Dans le portefeuille d’un client, les obligations vertes appartiennent, comme les autres obligations, à la partie consacrée aux revenus fixes. «Elles représentent le même risque qu’une obligation classique», note David Berliner. Elles pourraient donc remplacer la totalité ou une partie des obligations classiques détenues par l’investisseur. Toutefois, étant donné le rendement, «il faut substituer, mais ne pas déséquilibrer le portefeuille. Ça demeure de l’investissement», souligne Denis Dion.

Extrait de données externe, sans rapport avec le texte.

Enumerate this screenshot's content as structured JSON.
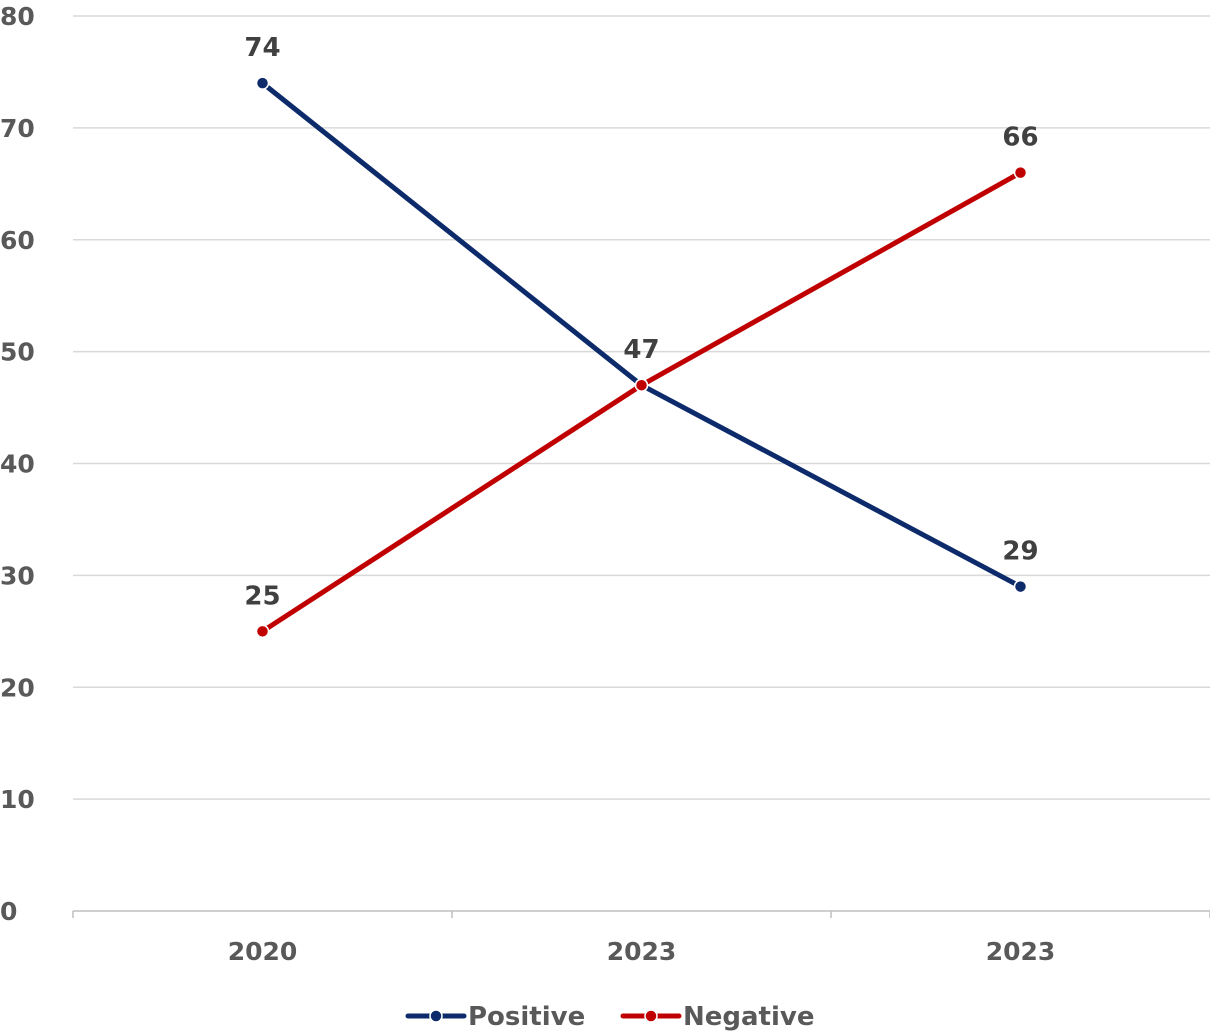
{
  "chart_data": {
    "type": "line",
    "categories": [
      "2020",
      "2023",
      "2023"
    ],
    "series": [
      {
        "name": "Positive",
        "values": [
          74,
          47,
          29
        ],
        "color": "#0d2b6b"
      },
      {
        "name": "Negative",
        "values": [
          25,
          47,
          66
        ],
        "color": "#c00000"
      }
    ],
    "ylim": [
      0,
      80
    ],
    "yticks": [
      0,
      10,
      20,
      30,
      40,
      50,
      60,
      70,
      80
    ],
    "grid": true,
    "legend": "bottom",
    "data_labels": true
  }
}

Même remarque de Michel-Olivier Marcoux, représentant de courtier en épargne collective et conseiller en sécurité financière à Gestion de patrimoine ASF. «Le rendement est faible et la durée – cinq ans – est longue : si un taux de 2,4 % aujourd’hui est intéressant, le sera-t-il encore dans les prochaines années en fonction de l’inflation ? Je recommande toujours ce qui rapporte le plus à mes clients par rapport au risque encouru et en prenant en compte le niveau d’acceptation du risque, explique-t-il. Il y a donc des produits concurrents, mais il n’y en a pas beaucoup sur le marché des produits responsables. Si mes clients sont prêts à perdre un peu de rendement parce que c’est éthique, ils pourraient en effet acheter des obligations vertes.»
Pas parfait, mais…
Outre le rendement, l’autre point faible des obligations vertes est ailleurs. «Le Québec a indiqué qu’il privilégiait, dans tous les secteurs, les projets qui augmentent la part des énergies renouvelables, souligne le CICERO dans son rapport. Toutefois, étant donné que ces solutions ne sont pas toujours disponibles, certains types de projets liés aux combustibles fossiles pourraient être acceptés s’ils se traduisent par des réductions tangibles des émissions de gaz à effet de serre.»
Par ailleurs, un projet peut être positif pour l’environnement de façon globale, mais toutes ses répercussions de près ou de loin le sont-elles ? Par exemple, il «serait utile, dans ce contexte, de se pencher sur le cycle de vie et la chaîne d’approvisionnement, fait valoir le CICERO. Le Québec a indiqué que l’analyse du cycle de vie ne sera pas systématiquement réalisée pour tous les projets, mais qu’elle sera favorisée si elle leur confère une valeur ajoutée, par exemple dans le cas des projets liés aux bioénergies.»
Conclusion : les obligations vertes, «ce n’est pas parfait, mais ça aide la société, lance Michel-Olivier Marcoux. En acheter, c’est comme voter, et si la demande est là, l’offre va grandir et se diversifier.»